I guess I did strike a nerve and I and got plenty of good feedback from the prior post: Mitel Virtual Ice Cream. The readers' comments are all good and it really comes down to perception, sort of. Mitel's virtualized PBX adds tools so the data center can make itself redundant on the voice side by using the second data center to back up the first. You can argue that the old PBXs didn't have this and then you can also argue that old PBXs most times, didn't need this feature.Then as was pointed out to me, the virtual PBX is delivered without the container. This is where I have a hard time paying for something that I'm not getting. I'm not discounting software but in reality you can't discount the hardware either.

The next area that I really take issue with is responsibility--that old hardware demarc now loses its old skin and to me this translates into greater customer responsibility. Since there is no box provided by the manufacturer the new home becomes a server and that server is shared with other virtual destinations owned by the customer.

Make no mistake: Then, I never have agreed with the typical BDM (Business Development Manager) way of thinking--how much does the customer pay now, how much can we get and are they willing to pay the amount. This industry has made the argument that, "voice is just another application" and because the virtual PBX is just software, well then, software is "just software" and it's a commodity. I think between the old and new players this has been a defining line in the sand. My thinking is simply to drive costs down and add more value simultaneously. Still, I challenge both customers and vendors to tally up the benefits for either customer or factory by buying and selling virtualized PBXs.

Licensing comes into question and I don't know a fair solution but here's what I think. The virtual solution can run the virtual PBX from the data center for all locations. Location A needs 325 user extensions but has an employee capacity of 500 during good times. Location B needs 2,700 user extensions and has an employee capacity of 4,100. By moving both locations to the data center the new solution still needs capacity of 4,600 user extensions but only 3,205 working extensions. Now throw in the business cycles of attrition or expansion and employee hiring and firing in the normal churn. How much system do you buy then how many licenses do you buy? I would like the option to buy 4,600 user capacity and then pay for licensing/maintenance on what I actually use.
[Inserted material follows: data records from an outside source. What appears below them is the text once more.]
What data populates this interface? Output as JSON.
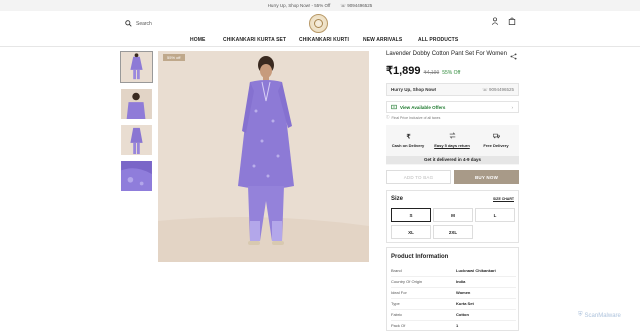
{
  "announcement": {
    "text": "Hurry Up, Shop Now! - 55% Off",
    "phone": "9094496525"
  },
  "header": {
    "search_label": "Search",
    "nav": [
      "HOME",
      "CHIKANKARI KURTA SET",
      "CHIKANKARI KURTI",
      "NEW ARRIVALS",
      "ALL PRODUCTS"
    ]
  },
  "gallery": {
    "badge": "55% off",
    "thumb_count": 4
  },
  "product": {
    "title": "Lavender Dobby Cotton Pant Set For Women",
    "price": "₹1,899",
    "mrp": "₹4,199",
    "discount": "55% Off",
    "hurry_text": "Hurry Up, Shop Now!",
    "hurry_phone": "9094496525",
    "offers_label": "View Available Offers",
    "tax_note": "Final Price Inclusive of all taxes",
    "features": [
      "Cash on Delivery",
      "Easy 5 days return",
      "Free Delivery"
    ],
    "delivery_note": "Get it delivered in 4-9 days",
    "add_to_bag": "ADD TO BAG",
    "buy_now": "BUY NOW",
    "size_heading": "Size",
    "size_chart": "SIZE CHART",
    "sizes": [
      "S",
      "M",
      "L",
      "XL",
      "2XL"
    ],
    "selected_size": "S",
    "info_heading": "Product Information",
    "info": [
      {
        "key": "Brand",
        "value": "Lucknawi Chikankari"
      },
      {
        "key": "Country Of Origin",
        "value": "India"
      },
      {
        "key": "Ideal For",
        "value": "Women"
      },
      {
        "key": "Type",
        "value": "Kurta Set"
      },
      {
        "key": "Fabric",
        "value": "Cotton"
      },
      {
        "key": "Pack Of",
        "value": "1"
      }
    ]
  },
  "watermark": "ScanMalware",
  "colors": {
    "accent_green": "#1d7a2e",
    "buy_button": "#a89a88",
    "kurta_purple": "#8d7ad6"
  }
}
The past IMHO has been a shell game and it still is today. Whether or not you agree, I do think you will agree that this subject needs further investigation. I'd love to hear your thoughts especially since not only has my cheese been moved, but some have stolen it too! Thinking about a little further, I've gotten my fair share. Still, I hope that the shell game would end, lower prices for virtualized solutions and fairness in licensing. Once the telephony solution is virtualized you are locked in and you won't want to move it, thus you have become the ultimate captive audience.